A limitation of the current study was the final sample size (n = 144), which was somewhat smaller than that in previous validation studies, which included above 200 participants [12,13,14, 16, 19, 21]. However, it should be noted that similar good results with regard to the factor structure and the internal consistency (reliability) were obtained in our study. Second, the data were collected from a sample consisting of family physicians, pediatricians, practice nurses, and pediatric nurses and not from other specialties. On the other hand, the fact that the study was conducted in 12 out of the 13 IHOs of Osakidetza – Basque Health Service and that the participants were from numerous different primary care health centers could contribute to its generalizability.

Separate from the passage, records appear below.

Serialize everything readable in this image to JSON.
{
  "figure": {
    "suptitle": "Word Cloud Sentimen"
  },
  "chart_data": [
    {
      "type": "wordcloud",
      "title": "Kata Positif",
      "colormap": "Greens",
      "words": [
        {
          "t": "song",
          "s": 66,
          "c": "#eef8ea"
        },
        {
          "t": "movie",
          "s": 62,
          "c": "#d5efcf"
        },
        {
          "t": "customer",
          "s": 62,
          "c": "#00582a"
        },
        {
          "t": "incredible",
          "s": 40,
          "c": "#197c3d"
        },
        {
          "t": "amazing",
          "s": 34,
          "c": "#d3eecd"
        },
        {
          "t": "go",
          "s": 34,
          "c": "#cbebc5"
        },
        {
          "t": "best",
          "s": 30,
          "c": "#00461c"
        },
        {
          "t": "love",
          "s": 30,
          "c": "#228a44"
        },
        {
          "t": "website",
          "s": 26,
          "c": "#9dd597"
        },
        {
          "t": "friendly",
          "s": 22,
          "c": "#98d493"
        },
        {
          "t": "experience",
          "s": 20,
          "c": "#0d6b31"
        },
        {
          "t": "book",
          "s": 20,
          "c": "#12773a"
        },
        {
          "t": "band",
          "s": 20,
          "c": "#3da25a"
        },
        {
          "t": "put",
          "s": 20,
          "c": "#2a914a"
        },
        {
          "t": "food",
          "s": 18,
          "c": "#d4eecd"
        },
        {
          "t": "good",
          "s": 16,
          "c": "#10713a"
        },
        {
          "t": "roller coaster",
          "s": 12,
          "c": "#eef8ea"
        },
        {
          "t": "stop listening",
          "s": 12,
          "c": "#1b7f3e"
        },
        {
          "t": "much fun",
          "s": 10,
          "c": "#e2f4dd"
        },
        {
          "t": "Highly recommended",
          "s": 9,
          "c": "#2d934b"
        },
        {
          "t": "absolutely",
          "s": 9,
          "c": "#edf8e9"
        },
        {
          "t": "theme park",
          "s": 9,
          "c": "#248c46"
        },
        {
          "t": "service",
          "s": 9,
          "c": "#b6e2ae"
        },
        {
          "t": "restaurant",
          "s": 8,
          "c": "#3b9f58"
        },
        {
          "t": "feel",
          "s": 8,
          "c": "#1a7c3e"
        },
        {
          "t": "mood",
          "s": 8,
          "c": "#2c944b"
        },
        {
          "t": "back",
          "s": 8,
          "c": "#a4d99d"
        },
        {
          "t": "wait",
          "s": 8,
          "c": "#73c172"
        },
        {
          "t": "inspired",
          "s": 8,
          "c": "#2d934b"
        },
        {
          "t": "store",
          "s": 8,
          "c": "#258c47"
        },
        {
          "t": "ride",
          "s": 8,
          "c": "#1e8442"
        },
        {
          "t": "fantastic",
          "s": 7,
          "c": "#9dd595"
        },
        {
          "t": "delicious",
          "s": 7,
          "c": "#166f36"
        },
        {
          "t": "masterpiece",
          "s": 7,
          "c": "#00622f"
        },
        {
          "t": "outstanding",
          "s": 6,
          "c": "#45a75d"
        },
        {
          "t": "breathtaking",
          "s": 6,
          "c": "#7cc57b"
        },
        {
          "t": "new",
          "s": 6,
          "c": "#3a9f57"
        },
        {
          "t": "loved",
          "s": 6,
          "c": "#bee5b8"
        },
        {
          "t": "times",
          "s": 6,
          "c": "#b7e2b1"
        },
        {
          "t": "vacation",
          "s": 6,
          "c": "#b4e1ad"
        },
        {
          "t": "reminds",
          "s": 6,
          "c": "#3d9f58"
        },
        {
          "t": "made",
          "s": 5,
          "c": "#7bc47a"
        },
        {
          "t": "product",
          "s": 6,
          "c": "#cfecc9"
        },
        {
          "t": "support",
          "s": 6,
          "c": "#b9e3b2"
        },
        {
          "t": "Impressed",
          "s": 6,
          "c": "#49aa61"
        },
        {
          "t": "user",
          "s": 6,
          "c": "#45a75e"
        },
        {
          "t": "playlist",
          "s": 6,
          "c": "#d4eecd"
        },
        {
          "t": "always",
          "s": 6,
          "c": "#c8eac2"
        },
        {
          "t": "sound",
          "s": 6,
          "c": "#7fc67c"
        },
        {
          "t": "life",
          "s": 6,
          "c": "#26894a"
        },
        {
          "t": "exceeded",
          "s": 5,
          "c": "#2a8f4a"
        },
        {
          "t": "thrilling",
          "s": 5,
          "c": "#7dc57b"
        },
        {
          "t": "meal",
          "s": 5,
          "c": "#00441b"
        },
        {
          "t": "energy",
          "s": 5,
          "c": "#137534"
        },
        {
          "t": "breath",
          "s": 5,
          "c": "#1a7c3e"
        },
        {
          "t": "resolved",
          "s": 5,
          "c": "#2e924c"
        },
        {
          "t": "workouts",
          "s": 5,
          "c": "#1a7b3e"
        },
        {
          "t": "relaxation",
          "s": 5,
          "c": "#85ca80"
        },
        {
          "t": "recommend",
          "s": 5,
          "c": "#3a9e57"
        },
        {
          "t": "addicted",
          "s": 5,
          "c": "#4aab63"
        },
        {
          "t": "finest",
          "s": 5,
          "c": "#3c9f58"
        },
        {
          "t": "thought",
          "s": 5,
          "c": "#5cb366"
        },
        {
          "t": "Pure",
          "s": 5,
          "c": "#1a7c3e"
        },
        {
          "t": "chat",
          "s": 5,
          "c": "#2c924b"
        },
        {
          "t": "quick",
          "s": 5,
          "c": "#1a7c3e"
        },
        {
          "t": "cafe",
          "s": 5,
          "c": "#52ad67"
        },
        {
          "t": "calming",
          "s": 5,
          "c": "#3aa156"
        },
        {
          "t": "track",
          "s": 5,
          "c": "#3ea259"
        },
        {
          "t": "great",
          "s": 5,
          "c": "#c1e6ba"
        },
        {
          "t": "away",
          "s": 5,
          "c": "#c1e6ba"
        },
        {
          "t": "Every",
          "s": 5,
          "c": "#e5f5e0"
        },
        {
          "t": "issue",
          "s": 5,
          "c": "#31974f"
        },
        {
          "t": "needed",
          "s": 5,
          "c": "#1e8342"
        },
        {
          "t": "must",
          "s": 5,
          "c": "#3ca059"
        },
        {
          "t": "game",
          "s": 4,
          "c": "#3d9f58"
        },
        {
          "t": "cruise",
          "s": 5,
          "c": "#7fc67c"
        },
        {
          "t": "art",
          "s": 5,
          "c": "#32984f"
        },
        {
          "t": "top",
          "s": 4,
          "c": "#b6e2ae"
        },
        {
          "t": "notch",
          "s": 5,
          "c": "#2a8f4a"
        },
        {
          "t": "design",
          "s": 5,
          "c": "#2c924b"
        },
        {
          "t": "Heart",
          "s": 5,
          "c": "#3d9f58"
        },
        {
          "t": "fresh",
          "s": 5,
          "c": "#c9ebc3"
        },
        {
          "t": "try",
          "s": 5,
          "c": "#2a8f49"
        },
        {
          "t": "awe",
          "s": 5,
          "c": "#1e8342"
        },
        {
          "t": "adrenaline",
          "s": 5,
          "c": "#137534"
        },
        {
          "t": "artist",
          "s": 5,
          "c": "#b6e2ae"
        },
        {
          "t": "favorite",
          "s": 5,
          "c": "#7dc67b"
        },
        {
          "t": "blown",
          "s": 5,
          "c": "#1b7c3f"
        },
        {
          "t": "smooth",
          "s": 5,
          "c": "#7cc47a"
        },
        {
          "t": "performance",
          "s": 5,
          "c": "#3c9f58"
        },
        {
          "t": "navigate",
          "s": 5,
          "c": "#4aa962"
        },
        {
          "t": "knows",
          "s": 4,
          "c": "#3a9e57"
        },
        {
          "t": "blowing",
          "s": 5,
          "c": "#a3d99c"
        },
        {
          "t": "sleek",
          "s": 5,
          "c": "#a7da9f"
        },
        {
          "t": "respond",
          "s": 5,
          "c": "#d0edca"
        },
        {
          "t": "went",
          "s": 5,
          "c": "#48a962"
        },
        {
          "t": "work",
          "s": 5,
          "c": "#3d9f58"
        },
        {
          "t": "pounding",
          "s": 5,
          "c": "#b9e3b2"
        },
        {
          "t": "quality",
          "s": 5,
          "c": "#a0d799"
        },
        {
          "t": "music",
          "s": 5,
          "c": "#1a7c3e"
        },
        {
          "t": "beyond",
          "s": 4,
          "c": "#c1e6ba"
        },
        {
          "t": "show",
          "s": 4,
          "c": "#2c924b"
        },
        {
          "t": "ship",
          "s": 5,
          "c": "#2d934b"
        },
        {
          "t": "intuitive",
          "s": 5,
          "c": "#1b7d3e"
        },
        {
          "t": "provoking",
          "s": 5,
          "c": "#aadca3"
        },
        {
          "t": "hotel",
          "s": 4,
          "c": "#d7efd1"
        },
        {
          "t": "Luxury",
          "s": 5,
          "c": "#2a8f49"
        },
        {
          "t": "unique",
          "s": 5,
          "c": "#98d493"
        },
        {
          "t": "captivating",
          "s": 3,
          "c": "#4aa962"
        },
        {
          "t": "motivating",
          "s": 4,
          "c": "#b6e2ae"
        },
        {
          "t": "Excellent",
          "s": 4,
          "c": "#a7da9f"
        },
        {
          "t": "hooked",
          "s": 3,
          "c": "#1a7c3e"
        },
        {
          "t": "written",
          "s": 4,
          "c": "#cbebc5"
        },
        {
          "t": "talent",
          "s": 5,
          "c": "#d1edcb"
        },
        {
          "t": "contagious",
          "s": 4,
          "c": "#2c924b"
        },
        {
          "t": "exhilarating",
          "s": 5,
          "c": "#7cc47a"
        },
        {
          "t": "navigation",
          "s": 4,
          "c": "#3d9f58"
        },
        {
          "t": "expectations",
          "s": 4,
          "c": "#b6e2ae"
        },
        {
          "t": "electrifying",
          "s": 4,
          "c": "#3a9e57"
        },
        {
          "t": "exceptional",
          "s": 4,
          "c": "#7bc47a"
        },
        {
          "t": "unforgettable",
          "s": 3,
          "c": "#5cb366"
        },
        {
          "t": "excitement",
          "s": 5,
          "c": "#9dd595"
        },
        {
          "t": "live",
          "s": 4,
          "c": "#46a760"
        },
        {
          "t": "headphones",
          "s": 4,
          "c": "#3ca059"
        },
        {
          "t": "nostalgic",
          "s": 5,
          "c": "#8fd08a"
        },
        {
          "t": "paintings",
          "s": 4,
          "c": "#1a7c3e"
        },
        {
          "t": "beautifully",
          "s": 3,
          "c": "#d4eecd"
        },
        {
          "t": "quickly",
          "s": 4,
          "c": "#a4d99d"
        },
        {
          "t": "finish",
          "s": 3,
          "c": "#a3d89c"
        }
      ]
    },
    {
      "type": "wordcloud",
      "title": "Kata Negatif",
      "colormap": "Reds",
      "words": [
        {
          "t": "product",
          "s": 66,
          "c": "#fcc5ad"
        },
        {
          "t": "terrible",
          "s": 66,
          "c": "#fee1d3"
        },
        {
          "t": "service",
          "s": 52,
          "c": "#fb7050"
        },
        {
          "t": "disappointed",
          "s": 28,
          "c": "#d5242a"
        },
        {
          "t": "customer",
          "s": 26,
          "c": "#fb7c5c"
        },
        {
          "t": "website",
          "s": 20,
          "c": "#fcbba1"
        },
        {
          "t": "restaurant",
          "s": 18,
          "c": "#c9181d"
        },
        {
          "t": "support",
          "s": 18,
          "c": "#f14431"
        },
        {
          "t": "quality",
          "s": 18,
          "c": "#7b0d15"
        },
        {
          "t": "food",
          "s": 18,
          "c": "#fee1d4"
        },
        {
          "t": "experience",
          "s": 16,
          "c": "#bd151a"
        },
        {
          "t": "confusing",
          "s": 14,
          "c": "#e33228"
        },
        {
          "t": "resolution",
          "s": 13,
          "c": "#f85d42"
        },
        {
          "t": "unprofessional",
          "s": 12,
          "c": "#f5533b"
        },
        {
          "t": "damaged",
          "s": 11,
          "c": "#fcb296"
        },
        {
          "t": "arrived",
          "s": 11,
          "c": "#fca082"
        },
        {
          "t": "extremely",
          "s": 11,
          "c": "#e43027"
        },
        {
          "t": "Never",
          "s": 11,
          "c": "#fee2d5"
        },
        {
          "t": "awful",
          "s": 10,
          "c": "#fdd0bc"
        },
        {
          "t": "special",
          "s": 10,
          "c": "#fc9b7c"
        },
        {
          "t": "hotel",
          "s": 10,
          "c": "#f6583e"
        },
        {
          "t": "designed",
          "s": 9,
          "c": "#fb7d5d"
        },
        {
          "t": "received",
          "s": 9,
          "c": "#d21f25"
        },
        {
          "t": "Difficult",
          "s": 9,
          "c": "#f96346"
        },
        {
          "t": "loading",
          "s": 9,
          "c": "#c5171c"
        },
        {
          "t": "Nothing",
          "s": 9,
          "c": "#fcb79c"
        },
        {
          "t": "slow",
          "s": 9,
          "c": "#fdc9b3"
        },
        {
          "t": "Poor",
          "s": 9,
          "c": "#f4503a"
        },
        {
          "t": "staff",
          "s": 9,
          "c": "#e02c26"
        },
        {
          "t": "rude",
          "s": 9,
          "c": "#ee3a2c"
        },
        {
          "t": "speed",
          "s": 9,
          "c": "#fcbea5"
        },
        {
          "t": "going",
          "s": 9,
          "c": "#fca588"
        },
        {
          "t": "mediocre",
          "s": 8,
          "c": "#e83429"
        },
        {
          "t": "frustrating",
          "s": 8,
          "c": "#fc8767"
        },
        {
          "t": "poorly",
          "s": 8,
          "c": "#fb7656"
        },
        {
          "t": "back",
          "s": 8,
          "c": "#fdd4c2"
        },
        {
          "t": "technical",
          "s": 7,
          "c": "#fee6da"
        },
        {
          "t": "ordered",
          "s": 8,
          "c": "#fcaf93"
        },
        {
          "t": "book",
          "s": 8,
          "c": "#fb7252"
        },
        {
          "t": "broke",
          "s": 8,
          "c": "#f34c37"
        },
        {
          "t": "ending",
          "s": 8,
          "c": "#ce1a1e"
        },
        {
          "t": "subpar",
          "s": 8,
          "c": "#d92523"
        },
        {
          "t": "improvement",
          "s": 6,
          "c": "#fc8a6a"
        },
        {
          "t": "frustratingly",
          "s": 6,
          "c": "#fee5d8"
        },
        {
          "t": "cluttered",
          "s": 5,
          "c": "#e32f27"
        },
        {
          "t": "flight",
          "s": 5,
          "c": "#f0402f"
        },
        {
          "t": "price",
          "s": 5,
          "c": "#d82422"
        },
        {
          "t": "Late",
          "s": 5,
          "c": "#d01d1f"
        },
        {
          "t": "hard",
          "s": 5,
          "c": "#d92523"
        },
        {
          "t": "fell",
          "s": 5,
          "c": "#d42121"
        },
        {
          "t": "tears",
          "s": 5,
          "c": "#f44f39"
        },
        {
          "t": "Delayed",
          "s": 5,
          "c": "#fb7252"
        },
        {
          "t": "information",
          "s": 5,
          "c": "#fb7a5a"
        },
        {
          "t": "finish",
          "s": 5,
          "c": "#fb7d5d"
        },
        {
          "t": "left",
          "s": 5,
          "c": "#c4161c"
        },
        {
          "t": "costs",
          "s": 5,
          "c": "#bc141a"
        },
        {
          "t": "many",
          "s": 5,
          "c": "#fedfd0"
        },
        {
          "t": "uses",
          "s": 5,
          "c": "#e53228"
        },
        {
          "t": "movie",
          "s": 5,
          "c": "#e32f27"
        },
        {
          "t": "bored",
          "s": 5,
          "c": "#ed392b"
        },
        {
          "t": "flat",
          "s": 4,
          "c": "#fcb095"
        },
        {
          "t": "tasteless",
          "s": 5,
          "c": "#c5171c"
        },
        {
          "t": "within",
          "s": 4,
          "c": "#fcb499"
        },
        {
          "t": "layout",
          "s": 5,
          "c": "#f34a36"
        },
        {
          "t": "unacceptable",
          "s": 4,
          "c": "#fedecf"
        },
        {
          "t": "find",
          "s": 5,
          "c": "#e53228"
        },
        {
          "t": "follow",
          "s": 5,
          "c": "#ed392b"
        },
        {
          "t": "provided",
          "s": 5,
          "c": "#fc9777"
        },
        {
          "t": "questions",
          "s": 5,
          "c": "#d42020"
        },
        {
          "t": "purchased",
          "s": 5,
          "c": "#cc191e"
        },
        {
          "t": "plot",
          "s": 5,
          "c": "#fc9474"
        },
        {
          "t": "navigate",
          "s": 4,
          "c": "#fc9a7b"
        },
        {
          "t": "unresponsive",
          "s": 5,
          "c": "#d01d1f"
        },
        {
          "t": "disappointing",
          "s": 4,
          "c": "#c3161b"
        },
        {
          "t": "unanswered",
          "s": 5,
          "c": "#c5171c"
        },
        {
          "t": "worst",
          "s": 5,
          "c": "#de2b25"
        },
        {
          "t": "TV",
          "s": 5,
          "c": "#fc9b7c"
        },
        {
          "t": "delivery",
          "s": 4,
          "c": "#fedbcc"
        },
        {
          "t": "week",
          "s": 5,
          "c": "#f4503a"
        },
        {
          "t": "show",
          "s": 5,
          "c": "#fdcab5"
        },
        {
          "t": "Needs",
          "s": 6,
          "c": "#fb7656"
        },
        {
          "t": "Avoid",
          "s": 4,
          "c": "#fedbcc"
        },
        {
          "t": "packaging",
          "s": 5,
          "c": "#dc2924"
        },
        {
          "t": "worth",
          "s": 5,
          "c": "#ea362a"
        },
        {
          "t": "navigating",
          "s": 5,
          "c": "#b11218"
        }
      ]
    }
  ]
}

Future research should be considered in order to evaluate the properties of the Spanish version of the ILS among different healthcare professionals as well as in different regions in Spain and Spanish-speaking countries with different cultural environments. Our aim is to promote implementation research in the Spanish-speaking scientific community by the development of implementation research tools to support the design, evaluation and reporting of implementation research projects in non-English speaking context.

Conclusions

There is a strong need for pragmatic, efficient measures that assess the construct of leadership in the context of EBP implementation in different languages and cultural environments. This study led to the translation, transcultural adaptation, and assessment of face and content validity, internal structure validity, and psychometric properties of the Spanish version of the ILS. The CFA results demonstrated that the tested first- and second-order factor structure of the 12-item Spanish version of the ILS is consistent with the factor structure of the original tool. The availability of the Spanish version of this instrument will allow Spanish-speaking researchers to assess and advance understanding of the implementation leadership construct as a predictor of organizational implementation context.